In aggregate the chip exposes 500 MB of software-managed L1/L2 scratchpad SRAM, among the largest on-die SRAM footprints disclosed for a contemporary AI accelerator.[7][9] Microsoft says the scratchpad is software-managed rather than hardware-cached, allowing the compiler to schedule data movement explicitly to avoid cache pollution during long-running matmuls.[6][7]

Performance and data types

Microsoft has been deliberately reticent about Maia 100's headline FLOPS figures. The Hot Chips presentation listed peak dense-tensor throughput in petaoperations per second (POPS) of 3 POPS at 6-bit precision, 1.5 POPS at 9-bit, and approximately 0.8 POPS at BF16.[25] Third-party reporters noted the chip's emphasis on the OCP Microscaling formats, which are co-developed under the Open Compute Project by Microsoft, Meta, NVIDIA, AMD, Arm, Intel and Qualcomm, and on a separate data-compression engine designed to reduce the bandwidth and capacity pressure that often bottlenecks large-language-model inference.[6][9][10][25] An onboard image-decoder block and confidential-compute features for tenant isolation are also disclosed.[25]

Memory subsystem

The accelerator pairs the SoC with four HBM2E stacks, providing 64 GB of high-bandwidth memory at an aggregate 1.8 TB/s.[1][7][8] Microsoft's decision to use HBM2E rather than the HBM3 or HBM3e that NVIDIA, AMD and Google were adopting at the same time has been widely commented on; observers describe it as a deliberately conservative choice intended to control cost and de-risk supply, but one that left Maia 100 capacity- and bandwidth-constrained relative to competing accelerators by the time it was deployed.[9][10][11] SemiAnalysis later wrote that "as expected of first generation silicon, Maia 100 was not manufactured in high volume or deployed for production workloads. The chip was architected before the Gen AI boom, leaving it short on memory bandwidth suitable for inference."[11]

Network fabric

Maia 100's most distinctive system-level feature is its networking. Rather than adopt NVIDIA's proprietary NVLink/InfiniBand stack, Microsoft built an Ethernet-based scale-up and scale-out fabric.[6][7][25] Each Maia 100 chip exposes 12 ports of 400 Gigabit Ethernet, yielding 4.8 Tb/s of aggregate per-chip bandwidth.[1][7][25] Microsoft uses a custom RoCE-like (RDMA over Converged Ethernet) protocol with AES-GCM encryption, supports confidential-compute traffic over the back-end fabric, and reports collective-operation bandwidths of up to 4,800 Gbps for all-gather/reduce-scatter and 1,200 Gbps for all-to-all on a single accelerator.[6][7][25] Three of the twelve Ethernet ports are typically used for intra-node communication between Maia chips on the same server tray, and the remaining nine connect to top-of-rack and aggregation switches in a multi-plane topology.[7]

This Ethernet-first design, paired with Microsoft's contributions to the Open Compute Project and its membership in the Ultra Ethernet Consortium, marked a clear strategic divergence from NVIDIA's vertically integrated NVLink + InfiniBand stack, and aligned with similar bets by Meta and Google.[7][9][25]

Software stack

Maia 100 ships with a dedicated software development kit, often called the Maia SDK, designed to make AI workloads portable from existing GPU code-bases.[6] The SDK exposes two programming models:

  • Triton, the open-source domain-specific language originally developed at OpenAI and now widely supported by AI accelerators, is positioned as the recommended path for agile, portable kernels;[6][26]
  • Maia API, a chip-specific custom programming model designed for kernel authors who need maximum control and performance.[6]

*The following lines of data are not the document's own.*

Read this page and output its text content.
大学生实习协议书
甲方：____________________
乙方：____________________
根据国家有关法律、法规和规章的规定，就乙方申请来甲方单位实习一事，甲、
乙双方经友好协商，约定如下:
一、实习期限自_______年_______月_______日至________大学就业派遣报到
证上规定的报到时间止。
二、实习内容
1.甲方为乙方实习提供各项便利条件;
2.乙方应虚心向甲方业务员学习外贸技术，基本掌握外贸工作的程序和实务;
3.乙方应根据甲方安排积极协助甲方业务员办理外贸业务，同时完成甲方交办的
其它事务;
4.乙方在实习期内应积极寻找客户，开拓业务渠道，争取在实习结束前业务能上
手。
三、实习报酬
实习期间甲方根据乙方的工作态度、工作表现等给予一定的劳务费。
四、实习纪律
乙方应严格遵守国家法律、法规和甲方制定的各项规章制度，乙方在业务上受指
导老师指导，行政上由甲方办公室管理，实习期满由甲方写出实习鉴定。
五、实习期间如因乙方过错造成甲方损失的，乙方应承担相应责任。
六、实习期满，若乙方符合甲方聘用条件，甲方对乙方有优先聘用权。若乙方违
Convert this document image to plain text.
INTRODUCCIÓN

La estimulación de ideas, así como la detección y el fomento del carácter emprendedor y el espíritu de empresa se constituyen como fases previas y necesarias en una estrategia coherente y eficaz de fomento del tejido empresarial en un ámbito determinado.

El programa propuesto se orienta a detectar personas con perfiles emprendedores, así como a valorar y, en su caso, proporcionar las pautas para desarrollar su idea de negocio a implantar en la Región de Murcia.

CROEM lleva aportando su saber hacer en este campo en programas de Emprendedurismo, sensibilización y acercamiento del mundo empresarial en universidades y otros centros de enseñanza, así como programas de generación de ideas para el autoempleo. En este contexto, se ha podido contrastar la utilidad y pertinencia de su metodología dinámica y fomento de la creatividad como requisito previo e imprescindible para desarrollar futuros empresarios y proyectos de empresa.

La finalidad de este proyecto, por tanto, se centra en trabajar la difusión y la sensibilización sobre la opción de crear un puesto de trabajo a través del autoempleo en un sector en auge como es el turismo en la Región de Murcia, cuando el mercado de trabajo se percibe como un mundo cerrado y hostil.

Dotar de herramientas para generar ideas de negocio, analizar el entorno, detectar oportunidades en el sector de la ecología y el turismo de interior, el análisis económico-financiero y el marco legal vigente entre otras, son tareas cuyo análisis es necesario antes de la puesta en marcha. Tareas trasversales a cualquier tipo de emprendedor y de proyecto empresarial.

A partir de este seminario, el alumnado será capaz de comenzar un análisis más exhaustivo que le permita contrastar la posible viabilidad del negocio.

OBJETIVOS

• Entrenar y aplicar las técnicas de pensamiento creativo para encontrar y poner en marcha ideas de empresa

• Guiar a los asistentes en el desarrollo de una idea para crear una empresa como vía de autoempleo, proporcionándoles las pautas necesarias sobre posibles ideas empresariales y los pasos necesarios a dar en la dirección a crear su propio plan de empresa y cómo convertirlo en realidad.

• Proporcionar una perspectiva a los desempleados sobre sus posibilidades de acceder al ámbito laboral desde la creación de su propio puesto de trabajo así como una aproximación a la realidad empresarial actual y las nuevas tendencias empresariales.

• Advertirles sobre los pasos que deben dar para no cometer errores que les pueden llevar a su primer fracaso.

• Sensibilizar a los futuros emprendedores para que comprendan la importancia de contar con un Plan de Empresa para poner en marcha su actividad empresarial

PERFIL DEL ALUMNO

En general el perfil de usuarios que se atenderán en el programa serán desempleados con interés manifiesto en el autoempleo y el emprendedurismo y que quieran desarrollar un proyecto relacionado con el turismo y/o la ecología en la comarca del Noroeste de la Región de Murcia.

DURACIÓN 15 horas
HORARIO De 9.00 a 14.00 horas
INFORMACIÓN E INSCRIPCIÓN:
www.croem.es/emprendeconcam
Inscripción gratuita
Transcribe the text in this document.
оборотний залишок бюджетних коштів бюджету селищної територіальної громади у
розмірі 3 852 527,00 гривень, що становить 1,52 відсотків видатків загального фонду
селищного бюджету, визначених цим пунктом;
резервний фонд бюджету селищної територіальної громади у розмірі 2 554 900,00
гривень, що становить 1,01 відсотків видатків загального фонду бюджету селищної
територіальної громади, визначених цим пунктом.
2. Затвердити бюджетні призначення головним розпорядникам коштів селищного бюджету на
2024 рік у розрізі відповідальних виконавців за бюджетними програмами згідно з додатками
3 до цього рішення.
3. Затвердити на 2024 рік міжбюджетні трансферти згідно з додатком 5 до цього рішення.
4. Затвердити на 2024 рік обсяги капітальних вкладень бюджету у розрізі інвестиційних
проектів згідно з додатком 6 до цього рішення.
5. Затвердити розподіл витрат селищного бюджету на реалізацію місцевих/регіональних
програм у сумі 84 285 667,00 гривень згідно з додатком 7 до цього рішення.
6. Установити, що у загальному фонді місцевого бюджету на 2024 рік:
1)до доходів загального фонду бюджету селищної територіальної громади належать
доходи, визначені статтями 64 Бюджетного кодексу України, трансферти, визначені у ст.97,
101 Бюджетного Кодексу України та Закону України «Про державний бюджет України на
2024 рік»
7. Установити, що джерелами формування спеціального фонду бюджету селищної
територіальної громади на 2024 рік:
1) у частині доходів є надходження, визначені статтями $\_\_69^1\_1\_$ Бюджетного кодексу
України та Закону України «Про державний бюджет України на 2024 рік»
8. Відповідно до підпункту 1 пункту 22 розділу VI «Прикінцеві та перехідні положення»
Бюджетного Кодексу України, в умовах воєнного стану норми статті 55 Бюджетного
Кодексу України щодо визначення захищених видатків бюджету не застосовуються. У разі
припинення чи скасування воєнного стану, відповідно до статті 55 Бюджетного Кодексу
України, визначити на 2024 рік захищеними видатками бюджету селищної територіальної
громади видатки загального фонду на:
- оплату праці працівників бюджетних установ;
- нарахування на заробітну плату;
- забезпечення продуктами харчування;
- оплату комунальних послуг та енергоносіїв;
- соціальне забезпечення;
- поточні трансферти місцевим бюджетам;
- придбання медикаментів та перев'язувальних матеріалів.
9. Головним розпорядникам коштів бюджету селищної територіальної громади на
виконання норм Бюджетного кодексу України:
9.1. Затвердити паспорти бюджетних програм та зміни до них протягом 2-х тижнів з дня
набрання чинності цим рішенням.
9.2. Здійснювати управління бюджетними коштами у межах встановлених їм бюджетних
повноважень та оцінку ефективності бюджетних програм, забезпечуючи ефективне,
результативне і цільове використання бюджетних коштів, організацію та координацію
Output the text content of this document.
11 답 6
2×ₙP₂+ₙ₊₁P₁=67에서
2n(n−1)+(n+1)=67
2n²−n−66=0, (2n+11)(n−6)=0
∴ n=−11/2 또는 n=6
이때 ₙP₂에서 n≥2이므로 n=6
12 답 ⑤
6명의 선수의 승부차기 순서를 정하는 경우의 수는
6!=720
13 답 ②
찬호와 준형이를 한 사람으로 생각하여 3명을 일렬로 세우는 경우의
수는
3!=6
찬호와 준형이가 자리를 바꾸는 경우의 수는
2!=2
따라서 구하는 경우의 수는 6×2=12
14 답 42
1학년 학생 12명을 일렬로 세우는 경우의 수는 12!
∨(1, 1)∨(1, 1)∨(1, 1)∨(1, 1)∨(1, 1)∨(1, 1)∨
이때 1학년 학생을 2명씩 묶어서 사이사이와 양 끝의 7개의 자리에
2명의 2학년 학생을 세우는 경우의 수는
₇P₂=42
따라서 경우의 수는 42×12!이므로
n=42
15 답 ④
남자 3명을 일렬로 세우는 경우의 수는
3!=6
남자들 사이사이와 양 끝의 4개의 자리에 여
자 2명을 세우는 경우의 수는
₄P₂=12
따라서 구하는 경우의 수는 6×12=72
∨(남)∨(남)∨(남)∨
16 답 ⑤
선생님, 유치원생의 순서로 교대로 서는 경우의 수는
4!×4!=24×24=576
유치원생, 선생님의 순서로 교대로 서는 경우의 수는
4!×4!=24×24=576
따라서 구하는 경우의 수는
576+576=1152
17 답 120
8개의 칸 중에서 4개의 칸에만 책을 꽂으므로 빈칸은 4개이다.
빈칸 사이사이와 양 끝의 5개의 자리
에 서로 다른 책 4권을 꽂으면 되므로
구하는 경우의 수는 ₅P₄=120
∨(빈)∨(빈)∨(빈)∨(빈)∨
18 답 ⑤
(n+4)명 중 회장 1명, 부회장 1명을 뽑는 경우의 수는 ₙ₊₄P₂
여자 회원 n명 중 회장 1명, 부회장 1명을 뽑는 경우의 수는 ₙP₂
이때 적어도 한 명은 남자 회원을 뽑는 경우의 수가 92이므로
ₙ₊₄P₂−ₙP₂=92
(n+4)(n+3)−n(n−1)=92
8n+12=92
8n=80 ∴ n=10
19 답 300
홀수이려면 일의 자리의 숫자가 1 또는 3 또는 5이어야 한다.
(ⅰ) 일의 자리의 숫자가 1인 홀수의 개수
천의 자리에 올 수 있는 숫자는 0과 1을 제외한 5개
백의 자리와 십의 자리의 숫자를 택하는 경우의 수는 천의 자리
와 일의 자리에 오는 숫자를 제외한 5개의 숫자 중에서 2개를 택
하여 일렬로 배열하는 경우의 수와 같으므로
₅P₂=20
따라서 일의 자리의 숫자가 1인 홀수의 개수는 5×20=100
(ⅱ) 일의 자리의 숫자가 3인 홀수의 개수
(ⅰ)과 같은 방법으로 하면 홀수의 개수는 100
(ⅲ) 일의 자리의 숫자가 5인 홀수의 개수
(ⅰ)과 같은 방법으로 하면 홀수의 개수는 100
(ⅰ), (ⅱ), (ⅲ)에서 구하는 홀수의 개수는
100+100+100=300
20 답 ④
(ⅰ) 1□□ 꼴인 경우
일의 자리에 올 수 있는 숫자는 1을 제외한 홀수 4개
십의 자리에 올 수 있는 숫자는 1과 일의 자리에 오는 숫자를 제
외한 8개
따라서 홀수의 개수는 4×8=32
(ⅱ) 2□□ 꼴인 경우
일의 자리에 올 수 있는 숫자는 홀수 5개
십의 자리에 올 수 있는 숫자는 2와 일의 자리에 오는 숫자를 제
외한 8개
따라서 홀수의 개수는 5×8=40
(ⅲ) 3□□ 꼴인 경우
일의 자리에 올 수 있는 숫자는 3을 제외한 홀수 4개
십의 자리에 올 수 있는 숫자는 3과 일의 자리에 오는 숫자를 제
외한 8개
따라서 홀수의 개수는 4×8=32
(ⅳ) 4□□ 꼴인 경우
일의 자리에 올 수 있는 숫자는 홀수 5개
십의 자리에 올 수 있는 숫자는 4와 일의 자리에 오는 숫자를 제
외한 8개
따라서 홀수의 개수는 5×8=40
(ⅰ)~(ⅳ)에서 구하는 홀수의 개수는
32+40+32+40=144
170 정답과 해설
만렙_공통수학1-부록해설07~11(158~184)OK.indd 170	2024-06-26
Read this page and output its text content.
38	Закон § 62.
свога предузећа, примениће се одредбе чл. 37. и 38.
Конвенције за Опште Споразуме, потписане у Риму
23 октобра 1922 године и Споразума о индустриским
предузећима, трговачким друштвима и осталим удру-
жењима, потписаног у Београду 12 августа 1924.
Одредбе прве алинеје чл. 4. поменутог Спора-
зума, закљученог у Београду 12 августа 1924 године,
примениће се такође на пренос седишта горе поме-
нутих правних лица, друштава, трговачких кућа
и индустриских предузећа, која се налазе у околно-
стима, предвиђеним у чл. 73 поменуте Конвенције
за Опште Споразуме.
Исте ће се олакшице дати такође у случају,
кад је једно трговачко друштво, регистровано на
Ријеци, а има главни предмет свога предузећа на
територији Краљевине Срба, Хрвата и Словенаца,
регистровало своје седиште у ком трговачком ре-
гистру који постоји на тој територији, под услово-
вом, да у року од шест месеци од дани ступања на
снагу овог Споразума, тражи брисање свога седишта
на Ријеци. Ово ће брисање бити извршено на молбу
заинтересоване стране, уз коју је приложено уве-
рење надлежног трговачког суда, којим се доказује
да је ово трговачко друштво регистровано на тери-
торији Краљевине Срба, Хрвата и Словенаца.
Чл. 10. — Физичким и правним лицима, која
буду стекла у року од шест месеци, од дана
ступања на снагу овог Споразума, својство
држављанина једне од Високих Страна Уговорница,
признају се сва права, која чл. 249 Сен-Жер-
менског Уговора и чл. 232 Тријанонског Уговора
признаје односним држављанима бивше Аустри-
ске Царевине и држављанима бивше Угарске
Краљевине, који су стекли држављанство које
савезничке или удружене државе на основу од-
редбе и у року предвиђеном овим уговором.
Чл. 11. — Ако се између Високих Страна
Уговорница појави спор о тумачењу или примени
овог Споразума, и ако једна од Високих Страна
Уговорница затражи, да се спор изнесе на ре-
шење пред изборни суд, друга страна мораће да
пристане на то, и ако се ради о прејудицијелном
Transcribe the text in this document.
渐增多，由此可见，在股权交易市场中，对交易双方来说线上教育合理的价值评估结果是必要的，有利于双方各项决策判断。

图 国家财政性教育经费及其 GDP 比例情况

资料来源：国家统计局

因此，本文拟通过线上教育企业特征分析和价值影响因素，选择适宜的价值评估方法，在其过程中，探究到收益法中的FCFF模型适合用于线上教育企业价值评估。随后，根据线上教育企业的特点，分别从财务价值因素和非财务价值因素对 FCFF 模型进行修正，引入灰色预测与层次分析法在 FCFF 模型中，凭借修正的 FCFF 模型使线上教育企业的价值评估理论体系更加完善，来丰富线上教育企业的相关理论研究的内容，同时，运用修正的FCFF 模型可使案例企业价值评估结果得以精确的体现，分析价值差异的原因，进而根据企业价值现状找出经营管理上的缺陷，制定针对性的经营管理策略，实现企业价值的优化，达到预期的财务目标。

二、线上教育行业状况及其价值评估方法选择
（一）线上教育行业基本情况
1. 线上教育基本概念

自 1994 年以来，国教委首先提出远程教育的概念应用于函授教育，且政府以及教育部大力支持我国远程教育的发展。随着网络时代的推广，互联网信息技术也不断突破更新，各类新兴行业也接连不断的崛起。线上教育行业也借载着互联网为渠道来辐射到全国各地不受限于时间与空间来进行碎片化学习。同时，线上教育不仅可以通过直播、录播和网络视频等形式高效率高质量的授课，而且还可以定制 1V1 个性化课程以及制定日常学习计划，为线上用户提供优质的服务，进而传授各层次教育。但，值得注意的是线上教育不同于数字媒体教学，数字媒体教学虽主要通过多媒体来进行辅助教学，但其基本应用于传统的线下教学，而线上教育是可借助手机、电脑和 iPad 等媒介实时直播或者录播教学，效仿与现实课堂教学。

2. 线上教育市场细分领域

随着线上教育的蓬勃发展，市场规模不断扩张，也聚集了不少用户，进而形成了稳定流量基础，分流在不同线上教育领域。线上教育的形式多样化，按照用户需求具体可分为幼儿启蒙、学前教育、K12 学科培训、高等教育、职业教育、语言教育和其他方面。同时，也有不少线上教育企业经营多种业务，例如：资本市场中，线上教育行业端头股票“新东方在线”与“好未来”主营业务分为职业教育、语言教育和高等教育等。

The SDK includes a first-class PyTorch backend that supports both eager and graph execution modes; integrations with ONNX Runtime; a kernel debugger, profiler and visualizer; model-quantization tooling; an inter-Maia communications library that maps NCCL-style collectives onto the Ethernet fabric; and an administration utility called maia-smi modeled on NVIDIA's nvidia-smi.[6] Microsoft says that simple PyTorch models can be retargeted to Maia with a single line of code.[6] Models destined for Azure OpenAI Service are typically traced into ONNX or compiled directly through the Triton path before being loaded onto Maia hardware.[6]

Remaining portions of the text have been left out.